"Broken your engagement with Philip? Why, what has he done?" Lady Clive exclaims.
"Nothing," Lady Vera answers, meekly as a child.
"Nothing?" the lady repeats, half-angrily. "Nothing? Then why have you thrown him over, Lady Vera? Did you tire of him so soon? I did not know that you were a flirt."
"Hush, Nella, you shall not blame her," her brother exclaims, sternly.

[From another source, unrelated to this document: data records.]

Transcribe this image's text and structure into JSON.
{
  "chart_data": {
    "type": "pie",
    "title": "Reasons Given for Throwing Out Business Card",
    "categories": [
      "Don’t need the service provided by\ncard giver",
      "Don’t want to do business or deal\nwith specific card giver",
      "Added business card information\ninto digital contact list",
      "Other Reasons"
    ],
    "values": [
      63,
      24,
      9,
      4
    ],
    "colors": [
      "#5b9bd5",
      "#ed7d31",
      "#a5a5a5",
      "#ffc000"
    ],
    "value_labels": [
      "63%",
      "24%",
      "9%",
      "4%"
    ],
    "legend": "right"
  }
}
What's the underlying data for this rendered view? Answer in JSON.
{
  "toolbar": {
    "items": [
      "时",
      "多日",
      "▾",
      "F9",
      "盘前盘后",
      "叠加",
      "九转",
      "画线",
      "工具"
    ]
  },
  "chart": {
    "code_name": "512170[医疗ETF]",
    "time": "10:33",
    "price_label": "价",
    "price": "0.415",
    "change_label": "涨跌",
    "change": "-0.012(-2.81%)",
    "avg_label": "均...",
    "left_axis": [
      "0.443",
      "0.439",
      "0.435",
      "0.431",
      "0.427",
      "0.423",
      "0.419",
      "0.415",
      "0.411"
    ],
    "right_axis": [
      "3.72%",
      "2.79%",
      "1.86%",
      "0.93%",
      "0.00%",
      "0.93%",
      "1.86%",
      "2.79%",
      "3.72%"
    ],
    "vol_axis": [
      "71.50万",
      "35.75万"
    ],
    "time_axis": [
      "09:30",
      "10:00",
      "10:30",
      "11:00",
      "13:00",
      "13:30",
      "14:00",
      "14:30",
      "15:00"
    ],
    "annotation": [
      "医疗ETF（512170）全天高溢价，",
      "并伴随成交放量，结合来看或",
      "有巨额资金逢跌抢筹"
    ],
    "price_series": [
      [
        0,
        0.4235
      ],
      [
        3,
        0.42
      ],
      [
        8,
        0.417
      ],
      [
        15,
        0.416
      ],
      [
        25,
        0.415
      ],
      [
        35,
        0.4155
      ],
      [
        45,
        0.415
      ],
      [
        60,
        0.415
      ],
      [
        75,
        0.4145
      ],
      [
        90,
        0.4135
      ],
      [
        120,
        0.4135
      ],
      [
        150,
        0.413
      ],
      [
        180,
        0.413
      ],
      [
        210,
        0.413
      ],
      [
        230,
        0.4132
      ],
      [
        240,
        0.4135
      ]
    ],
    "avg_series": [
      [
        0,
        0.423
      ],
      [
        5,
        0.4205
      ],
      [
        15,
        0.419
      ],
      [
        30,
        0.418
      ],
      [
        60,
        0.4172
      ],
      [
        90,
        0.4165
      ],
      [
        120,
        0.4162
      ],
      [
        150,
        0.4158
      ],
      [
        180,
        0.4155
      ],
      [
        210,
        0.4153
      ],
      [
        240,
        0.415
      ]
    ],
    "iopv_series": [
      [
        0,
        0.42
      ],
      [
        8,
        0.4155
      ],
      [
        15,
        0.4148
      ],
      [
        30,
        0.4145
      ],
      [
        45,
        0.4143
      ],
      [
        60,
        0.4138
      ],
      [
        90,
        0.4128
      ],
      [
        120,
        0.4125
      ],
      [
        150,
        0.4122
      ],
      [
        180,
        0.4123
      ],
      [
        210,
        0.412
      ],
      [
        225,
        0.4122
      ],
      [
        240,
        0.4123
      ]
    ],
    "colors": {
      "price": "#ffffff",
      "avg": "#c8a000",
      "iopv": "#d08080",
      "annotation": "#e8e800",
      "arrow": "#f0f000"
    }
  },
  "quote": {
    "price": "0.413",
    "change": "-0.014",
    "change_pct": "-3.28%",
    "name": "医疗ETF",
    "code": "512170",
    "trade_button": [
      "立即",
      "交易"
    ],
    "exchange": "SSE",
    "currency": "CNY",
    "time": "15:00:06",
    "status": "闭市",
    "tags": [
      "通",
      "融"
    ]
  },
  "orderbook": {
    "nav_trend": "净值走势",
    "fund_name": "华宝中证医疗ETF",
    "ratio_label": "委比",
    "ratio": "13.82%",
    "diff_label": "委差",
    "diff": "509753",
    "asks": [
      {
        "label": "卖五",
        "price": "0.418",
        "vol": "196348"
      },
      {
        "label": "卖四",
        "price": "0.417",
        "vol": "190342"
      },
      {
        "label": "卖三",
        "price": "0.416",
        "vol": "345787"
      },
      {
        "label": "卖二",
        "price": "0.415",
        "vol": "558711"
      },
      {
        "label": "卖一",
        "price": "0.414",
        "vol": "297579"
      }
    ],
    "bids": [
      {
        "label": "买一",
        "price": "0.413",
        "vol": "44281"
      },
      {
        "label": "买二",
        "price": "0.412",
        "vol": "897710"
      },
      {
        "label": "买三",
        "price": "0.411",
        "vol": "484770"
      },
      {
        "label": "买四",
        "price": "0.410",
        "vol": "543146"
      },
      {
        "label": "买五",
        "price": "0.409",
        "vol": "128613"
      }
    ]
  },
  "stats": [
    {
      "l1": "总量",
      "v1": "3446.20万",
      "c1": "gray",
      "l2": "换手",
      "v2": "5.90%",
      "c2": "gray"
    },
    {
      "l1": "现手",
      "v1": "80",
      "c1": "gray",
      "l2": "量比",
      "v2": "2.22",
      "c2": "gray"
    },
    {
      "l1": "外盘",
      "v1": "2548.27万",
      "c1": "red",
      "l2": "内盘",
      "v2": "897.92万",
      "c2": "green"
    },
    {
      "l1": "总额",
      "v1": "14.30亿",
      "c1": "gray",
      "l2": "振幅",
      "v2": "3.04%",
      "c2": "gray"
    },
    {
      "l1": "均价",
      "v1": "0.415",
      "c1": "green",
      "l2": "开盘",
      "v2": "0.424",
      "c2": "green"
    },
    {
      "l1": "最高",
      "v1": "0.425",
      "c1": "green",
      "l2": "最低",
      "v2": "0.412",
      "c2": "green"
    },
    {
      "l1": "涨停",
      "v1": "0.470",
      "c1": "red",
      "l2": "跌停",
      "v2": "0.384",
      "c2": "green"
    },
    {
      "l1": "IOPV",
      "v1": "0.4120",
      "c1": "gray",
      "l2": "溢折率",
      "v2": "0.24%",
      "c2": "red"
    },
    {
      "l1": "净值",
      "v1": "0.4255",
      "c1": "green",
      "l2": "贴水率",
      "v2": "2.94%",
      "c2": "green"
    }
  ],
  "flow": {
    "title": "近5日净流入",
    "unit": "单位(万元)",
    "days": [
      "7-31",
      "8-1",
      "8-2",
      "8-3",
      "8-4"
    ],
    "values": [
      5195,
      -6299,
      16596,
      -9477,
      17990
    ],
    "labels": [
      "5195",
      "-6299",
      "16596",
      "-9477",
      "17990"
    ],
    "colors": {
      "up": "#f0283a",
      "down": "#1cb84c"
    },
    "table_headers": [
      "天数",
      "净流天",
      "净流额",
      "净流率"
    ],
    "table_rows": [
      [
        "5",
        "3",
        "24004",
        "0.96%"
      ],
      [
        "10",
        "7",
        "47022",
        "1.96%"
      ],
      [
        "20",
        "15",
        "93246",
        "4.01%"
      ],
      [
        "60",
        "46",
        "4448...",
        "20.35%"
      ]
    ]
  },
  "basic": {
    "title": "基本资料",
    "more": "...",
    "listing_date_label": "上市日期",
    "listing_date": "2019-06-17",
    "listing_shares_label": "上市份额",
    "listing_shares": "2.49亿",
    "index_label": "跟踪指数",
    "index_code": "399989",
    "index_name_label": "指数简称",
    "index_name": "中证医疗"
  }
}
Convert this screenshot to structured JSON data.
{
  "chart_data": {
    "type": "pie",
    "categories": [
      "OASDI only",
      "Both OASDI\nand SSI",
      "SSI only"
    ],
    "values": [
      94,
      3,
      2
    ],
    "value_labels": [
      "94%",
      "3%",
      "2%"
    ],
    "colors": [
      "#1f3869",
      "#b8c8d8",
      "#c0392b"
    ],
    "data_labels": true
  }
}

"You see Philip is not angry with me, Lady Clive," Vera says, entreatingly. "Indeed I am not a flirt. I love him dearly, but I cannot be his wife. There are reasons," she almost chokes over the word, "that—that you will know soon. You will see I was not to blame. Oh, Lady Clive, do not be angry with me."
"I will not, dear," answers the gentle-hearted lady, kissing the sweet, quivering lips of the wretched girl. "I do not understand you, but if Philip is not angry with you, neither can I be. Yet I am very sorry that I shall not have you for my sister."
With a stifled sob Lady Vera breaks from her clasp and flies up to her own room. She does not appear at breakfast.
At luncheon she is so pale and sad and wretched-looking that it makes one's heart ache to see her.
At night they attend a ball, from which Colonel Lockhart excuses himself on the plea of indisposition, and at which the rich Americans also fail to put in an appearance.